Beim Tenor verständigte man sich aufs Abwarten und Improvisieren. Dorothee Jacobs-Krahnen von der Freien Grünen Liste (FGL) plädierte für die Beibehaltung von Kooperationen mit benachbarten Hotel- und Gastronomiebetrieben und will außerdem abwarten, wie sich das Quartier am Brückenkopf/Nord entwickelt. Etwas deutlicher wurde Jan Welsch. Der SPD-Stadtrat hat schlicht keine Idee, wie der Anbau angesichts der Haushaltslage finanziert werden soll. Achim Schächtle von der FDP, die sonst gern das Fähnlein des Wettbewerbs hoch hält, befürchtet durch den Ausbau des Bodenseeforums eine Form des Kannibalismus. Nicht zuletzt durch die Folgen von Corona gibt es seiner Ansicht nach im Quartier bereits etliche Betriebe, die ums Überleben kämpfen.

In dieser Phase der Debatte zeigte Ruth Bader ein weiteres Mal ihr Talent als Pokerface. Emotionslos verdeutlichte sie den Stadträten am Beispiel von größeren beziehungsweise mehrtägigen Kongressen die Folgen der Scheu vor der Investition. Sie und ihr Team hätten kein Problem mit dem Brötchenschmieren, bei einer Veranstaltung von 300 Teilnehmern komme man allerdings an Grenzen. Und ohne hausinterne Gastronomie sei das Herankommen an den Markt der wirtschaftlich hochlukrativen Hochzeitsveranstaltungen schwierig.

Im Konflikt zwischen operativer Professionalität des Teams im Bodenseeforum und der von der Politik möglicherweise falsch eingeschätzten Erfolgsperspektiven des Hauses versuchte Simon Pschorr einmal mehr sein Glück. Angesichts der sich über die Jahre angehäuften Zuschüsse hält er „25 Millionen Euro für ein Impfzentrum“ für nicht vertretbar, und er will sich das vor dem Hintergrund einer „katastrophalen Haushaltslage“ nicht erst vom Regierungspräsidium Freiburg als Aufsichtsbehörde für die städtischen Finanzen sagen lassen.
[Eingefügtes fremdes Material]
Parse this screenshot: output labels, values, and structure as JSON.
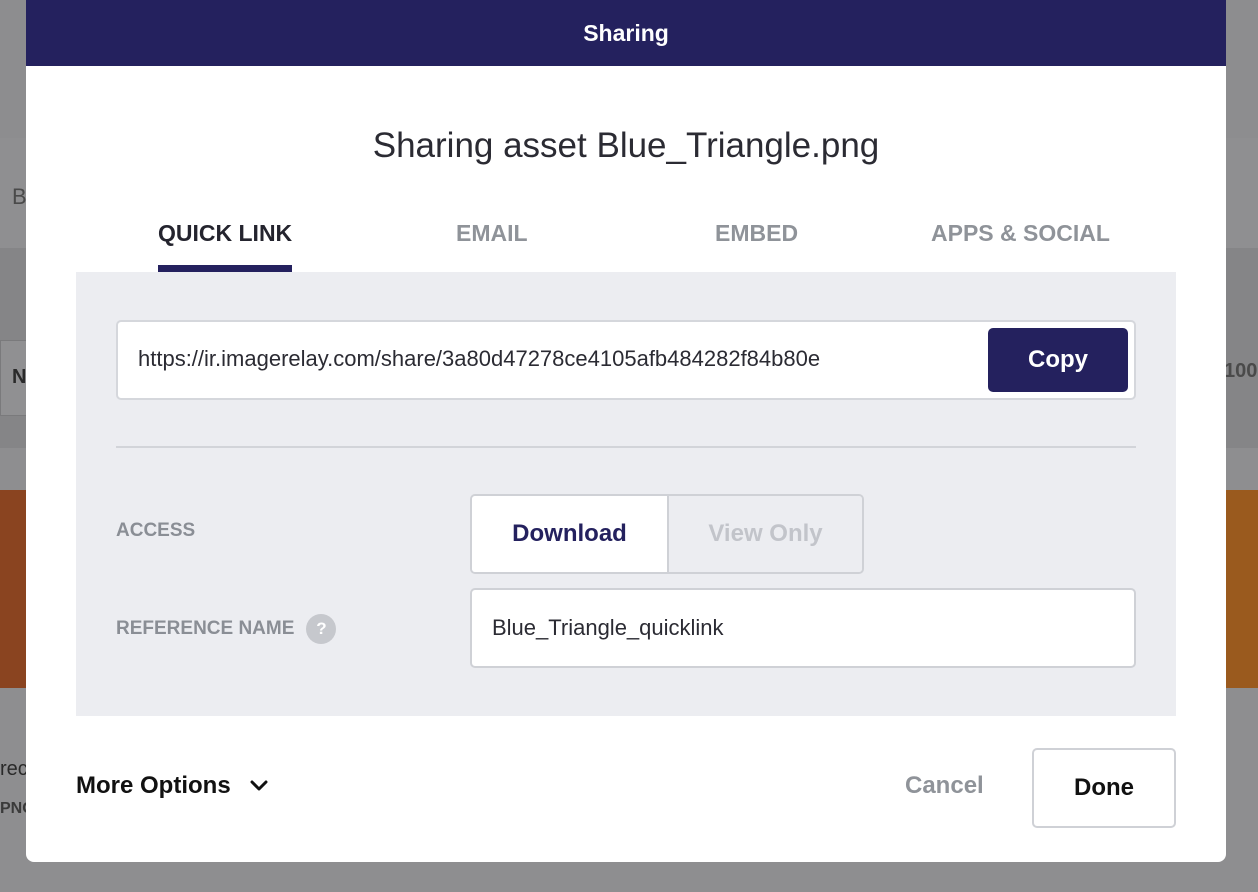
{
  "background": {
    "fragments": [
      "B",
      "N",
      "100",
      "rec",
      "PNG"
    ]
  },
  "modal": {
    "header_title": "Sharing",
    "title": "Sharing asset Blue_Triangle.png",
    "tabs": [
      {
        "label": "QUICK LINK",
        "active": true
      },
      {
        "label": "EMAIL",
        "active": false
      },
      {
        "label": "EMBED",
        "active": false
      },
      {
        "label": "APPS & SOCIAL",
        "active": false
      }
    ],
    "quick_link": {
      "url": "https://ir.imagerelay.com/share/3a80d47278ce4105afb484282f84b80e",
      "copy_label": "Copy",
      "access_label": "ACCESS",
      "access_options": [
        "Download",
        "View Only"
      ],
      "access_selected": "Download",
      "reference_label": "REFERENCE NAME",
      "help_glyph": "?",
      "reference_value": "Blue_Triangle_quicklink"
    },
    "footer": {
      "more_options": "More Options",
      "cancel": "Cancel",
      "done": "Done"
    }
  },
  "colors": {
    "brand": "#24215e",
    "muted_text": "#8f9399",
    "panel_bg": "#ecedf1"
  },
  "icons": [
    "help-icon",
    "chevron-down-icon"
  ]
}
Mehrheitsfähig ist diese Position aber offensichtlich nicht. Für Jan Welsch beispielsweise ist es eine Illusion zu glauben, dass die Kosten für das Bodenseeforum mit dem einmaligen Umdrehen des Haustürschlüssels verschwinden. Nach Meinung von Roger Tscheulin (CDU) stehen im Übrigen nicht die Kosten im Vordergrund, diese seien im Fall eines entsprechenden Mehrwerts für die Gesamtstadt zu rechtfertigen. Für Susanne Heiß von den Freien Wählern (FW) ergibt sich dieser zum Beispiel aus dem Nachweis von 3200 Übernachtungen als Folge von Veranstaltungen im Bodenseeforum. Der Beitrag von Oberbürgermeister Uli Burchardt schließlich ließ sich als Aufforderung zur Geduld verstehen. Das Brückenquartier werde in den nächsten Jahren eine enorme Entwicklung nehmen, wobei das Bodenseeforum im Gesamtkonzept eine bedeutende Rolle spiele.